HOMO band structure and anisotropic effective hole mass in thin crystalline Pentacene films

TL;DR

This study uses photoemission spectroscopy to analyze the HOMO band structure in thin crystalline Pentacene films, revealing discrepancies with theoretical predictions and highlighting the impact on hole mobility.

Contribution

It provides experimental band structure data for Pentacene films, showing weaker molecular interactions and anisotropic effective hole masses, contrasting with prior theoretical models.

Findings

Smaller band width than predicted by first-principles calculations

Larger band separation indicating weaker molecular interactions

Anisotropic effective hole mass correlating with mobility measurements

Abstract

The band dispersion of the two highest occupied molecular orbital (HOMO)-derived bands in thin crystalline Pentacene films grown on Bi(001) was determined by photoemission spectroscopy.

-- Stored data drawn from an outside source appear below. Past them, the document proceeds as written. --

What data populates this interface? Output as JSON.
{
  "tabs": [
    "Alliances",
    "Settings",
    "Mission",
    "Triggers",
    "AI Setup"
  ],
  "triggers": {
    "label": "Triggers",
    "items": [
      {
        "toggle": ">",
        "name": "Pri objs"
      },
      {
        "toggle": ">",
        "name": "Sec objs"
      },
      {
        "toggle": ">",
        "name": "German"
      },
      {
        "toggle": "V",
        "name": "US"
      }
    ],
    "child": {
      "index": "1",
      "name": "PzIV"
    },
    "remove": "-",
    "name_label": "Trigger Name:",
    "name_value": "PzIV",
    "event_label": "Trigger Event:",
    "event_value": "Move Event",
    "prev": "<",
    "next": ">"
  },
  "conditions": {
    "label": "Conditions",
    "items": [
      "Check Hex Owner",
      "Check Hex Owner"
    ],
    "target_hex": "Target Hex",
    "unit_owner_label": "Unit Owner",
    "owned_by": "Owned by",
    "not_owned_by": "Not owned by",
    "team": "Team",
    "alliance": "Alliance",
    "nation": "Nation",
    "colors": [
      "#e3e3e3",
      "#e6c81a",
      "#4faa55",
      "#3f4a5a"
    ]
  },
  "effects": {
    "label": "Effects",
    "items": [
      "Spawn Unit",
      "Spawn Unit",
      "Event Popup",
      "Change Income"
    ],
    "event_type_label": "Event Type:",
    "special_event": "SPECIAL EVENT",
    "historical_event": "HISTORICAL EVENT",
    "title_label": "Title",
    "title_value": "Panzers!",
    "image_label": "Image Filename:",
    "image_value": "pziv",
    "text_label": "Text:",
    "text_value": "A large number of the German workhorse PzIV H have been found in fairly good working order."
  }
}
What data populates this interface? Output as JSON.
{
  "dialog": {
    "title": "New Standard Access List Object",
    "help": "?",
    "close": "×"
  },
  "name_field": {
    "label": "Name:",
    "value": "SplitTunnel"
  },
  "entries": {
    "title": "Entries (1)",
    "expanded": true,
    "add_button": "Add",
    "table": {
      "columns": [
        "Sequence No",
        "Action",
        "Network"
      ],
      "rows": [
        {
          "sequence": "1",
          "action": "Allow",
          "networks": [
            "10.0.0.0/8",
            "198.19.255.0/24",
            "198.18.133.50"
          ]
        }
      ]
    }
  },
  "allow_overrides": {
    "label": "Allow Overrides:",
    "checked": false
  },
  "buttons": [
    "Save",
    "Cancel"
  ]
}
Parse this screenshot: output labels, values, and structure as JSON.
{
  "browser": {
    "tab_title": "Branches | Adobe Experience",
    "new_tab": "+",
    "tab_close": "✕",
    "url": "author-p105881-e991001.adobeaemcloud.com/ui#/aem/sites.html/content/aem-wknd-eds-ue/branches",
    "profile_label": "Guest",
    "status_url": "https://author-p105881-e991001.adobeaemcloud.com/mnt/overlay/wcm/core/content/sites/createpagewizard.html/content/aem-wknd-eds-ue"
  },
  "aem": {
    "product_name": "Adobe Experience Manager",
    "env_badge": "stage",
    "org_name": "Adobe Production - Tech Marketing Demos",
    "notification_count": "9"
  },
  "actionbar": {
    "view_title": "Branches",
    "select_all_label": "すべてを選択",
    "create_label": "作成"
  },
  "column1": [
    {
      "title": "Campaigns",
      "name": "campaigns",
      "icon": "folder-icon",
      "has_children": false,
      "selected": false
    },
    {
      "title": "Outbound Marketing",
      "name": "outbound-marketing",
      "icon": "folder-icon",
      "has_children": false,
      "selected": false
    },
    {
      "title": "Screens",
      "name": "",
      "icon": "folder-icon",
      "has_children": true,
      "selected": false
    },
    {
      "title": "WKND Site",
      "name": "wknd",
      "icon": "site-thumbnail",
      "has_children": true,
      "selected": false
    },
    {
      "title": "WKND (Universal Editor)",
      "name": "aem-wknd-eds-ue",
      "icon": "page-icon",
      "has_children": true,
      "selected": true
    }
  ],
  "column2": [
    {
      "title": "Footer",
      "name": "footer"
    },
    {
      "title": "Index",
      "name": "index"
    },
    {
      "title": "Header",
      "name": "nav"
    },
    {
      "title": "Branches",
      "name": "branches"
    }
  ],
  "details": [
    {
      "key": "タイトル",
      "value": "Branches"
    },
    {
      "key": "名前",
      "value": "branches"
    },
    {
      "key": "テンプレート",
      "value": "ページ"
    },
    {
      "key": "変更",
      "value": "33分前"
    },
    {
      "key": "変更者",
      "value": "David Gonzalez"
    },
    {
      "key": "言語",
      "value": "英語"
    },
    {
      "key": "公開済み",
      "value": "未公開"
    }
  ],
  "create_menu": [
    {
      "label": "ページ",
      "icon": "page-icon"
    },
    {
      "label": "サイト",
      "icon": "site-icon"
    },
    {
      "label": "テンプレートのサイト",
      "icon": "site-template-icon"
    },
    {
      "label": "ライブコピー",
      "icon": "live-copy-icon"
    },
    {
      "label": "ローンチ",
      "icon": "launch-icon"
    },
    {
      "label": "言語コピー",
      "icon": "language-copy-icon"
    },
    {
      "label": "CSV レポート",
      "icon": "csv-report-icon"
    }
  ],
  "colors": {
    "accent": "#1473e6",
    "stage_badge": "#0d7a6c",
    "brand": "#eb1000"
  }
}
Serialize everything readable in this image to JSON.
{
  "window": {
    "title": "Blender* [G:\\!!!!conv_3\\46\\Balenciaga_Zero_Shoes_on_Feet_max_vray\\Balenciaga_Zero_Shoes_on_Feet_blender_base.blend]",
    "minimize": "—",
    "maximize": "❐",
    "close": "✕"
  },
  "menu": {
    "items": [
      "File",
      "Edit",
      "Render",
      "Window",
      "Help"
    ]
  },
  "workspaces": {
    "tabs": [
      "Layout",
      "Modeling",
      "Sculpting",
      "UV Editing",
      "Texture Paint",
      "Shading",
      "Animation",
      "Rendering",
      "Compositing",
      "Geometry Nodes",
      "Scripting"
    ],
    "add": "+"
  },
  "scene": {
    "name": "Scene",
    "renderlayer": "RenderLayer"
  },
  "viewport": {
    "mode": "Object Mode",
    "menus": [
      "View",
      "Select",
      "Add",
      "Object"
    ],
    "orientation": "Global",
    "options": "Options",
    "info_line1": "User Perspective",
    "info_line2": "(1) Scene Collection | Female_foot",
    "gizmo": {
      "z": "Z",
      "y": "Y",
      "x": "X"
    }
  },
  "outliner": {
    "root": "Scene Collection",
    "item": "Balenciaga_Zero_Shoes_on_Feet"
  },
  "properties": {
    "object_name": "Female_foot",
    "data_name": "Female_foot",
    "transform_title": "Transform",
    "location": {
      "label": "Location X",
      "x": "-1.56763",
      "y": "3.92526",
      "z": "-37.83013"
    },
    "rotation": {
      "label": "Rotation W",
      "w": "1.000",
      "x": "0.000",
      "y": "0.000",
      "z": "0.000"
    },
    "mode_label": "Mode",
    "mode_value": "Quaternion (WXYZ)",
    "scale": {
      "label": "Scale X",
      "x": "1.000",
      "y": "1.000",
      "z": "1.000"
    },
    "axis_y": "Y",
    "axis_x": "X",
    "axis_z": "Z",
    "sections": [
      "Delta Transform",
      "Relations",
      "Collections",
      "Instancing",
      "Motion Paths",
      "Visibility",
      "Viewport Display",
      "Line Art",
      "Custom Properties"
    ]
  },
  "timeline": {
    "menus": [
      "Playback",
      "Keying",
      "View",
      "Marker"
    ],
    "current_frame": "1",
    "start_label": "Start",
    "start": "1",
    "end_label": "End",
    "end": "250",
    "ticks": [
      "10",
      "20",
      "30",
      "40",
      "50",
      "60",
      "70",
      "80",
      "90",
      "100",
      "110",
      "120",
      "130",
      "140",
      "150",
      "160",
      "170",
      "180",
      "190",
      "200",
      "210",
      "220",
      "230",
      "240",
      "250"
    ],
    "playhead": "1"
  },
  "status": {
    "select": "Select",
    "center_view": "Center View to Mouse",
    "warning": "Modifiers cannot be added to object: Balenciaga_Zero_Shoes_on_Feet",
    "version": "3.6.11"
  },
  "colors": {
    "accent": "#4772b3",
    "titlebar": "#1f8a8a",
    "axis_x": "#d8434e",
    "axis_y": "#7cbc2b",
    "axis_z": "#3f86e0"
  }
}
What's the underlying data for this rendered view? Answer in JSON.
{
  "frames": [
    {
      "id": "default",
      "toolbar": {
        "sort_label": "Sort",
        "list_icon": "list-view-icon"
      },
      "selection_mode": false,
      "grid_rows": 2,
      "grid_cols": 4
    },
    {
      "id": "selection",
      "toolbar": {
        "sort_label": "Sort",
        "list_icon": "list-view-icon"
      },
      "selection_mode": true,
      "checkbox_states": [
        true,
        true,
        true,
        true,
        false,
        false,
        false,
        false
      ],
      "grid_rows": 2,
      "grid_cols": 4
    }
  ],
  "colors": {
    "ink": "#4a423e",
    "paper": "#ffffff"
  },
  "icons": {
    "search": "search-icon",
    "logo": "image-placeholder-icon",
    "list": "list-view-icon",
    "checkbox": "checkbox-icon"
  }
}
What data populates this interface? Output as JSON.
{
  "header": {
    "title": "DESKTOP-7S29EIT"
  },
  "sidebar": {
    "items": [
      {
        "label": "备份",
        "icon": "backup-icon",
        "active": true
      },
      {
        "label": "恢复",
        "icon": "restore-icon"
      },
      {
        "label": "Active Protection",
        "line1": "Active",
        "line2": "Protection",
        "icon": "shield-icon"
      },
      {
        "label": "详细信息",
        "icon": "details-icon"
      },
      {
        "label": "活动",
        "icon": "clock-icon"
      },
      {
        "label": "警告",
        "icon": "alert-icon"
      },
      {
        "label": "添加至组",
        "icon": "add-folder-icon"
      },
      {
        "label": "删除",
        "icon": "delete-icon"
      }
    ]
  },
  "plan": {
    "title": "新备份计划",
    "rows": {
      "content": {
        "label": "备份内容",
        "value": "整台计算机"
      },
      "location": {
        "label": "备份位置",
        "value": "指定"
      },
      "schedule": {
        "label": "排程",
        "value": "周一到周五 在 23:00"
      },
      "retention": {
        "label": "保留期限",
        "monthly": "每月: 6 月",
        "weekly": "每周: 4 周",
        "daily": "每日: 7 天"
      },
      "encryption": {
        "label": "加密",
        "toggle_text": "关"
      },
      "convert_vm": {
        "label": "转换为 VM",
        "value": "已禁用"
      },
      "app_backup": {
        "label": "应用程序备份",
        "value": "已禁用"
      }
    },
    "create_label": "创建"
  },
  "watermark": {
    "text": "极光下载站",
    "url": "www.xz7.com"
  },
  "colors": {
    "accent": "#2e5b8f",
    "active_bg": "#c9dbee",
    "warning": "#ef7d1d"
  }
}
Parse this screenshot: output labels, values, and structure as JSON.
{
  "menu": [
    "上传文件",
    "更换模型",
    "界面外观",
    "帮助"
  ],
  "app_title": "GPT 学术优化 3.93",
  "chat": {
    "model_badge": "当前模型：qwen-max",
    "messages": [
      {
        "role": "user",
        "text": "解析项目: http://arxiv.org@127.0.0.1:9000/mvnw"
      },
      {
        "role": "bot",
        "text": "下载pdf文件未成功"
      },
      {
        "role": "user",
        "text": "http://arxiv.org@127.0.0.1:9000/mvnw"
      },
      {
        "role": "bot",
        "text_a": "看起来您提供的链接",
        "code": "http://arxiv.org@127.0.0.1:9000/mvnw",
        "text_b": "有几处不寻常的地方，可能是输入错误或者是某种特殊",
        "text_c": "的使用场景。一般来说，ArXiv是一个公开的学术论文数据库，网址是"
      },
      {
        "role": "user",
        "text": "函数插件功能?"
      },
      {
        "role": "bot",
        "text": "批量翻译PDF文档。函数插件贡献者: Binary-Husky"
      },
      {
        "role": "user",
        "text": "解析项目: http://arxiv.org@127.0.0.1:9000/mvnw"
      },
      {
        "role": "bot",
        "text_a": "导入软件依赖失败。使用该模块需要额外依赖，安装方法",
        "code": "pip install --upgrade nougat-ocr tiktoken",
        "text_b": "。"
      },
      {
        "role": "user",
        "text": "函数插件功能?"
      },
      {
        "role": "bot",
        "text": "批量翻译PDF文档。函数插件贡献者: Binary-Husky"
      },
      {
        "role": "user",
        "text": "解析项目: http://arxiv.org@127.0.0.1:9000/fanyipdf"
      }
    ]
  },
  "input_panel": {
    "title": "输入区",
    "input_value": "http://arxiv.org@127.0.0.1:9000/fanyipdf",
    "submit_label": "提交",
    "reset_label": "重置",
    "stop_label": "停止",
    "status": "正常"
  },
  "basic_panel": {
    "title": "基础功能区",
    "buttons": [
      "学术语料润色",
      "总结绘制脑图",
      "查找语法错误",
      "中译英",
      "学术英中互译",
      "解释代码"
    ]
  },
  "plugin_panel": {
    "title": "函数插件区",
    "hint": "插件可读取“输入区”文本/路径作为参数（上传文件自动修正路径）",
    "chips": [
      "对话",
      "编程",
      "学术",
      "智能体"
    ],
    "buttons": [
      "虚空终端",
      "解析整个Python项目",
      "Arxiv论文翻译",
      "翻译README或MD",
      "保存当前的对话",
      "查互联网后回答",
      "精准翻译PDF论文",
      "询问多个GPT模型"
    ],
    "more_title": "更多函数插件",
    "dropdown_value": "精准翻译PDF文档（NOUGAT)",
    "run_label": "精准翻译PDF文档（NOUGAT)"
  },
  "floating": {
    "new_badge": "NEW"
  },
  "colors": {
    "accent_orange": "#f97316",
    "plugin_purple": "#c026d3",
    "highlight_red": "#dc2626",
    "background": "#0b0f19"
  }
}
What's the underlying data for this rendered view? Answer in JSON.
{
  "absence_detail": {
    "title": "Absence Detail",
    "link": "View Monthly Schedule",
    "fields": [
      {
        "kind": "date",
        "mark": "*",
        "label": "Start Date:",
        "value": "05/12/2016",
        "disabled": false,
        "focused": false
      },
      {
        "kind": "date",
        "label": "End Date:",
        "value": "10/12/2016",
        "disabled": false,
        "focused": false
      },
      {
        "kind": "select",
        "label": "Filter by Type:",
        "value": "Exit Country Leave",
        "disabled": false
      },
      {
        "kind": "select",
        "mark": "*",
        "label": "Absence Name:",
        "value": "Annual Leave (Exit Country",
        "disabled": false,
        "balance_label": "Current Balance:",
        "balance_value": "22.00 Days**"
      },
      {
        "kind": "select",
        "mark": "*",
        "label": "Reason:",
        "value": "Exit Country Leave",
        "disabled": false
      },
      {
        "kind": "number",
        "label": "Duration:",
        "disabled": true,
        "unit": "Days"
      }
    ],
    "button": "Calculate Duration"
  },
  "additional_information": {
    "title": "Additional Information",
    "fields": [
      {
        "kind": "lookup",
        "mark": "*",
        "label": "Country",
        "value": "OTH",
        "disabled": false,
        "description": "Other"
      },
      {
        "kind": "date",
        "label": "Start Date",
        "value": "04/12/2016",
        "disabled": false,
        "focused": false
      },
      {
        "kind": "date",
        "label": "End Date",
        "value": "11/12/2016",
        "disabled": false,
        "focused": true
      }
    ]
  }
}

Compared to first-principles calculations our data show a significantly smaller band width and a much larger band separation indicating that the molecular interactions are weaker than predicted by theory--a direct contradiction to previous reports by Kakuta et al. [Phys. Rev. Lett. 98, 247601 (2007)]. The effective hole mass m* at M-bar is found to be anisotropic and larger than theoretically predicted. Comparison of m* to field effect mobility measurements shows that the band structure has a strong influence on the mobility even at room temperature where we estimate the scattering rate to be tau ~3 fs.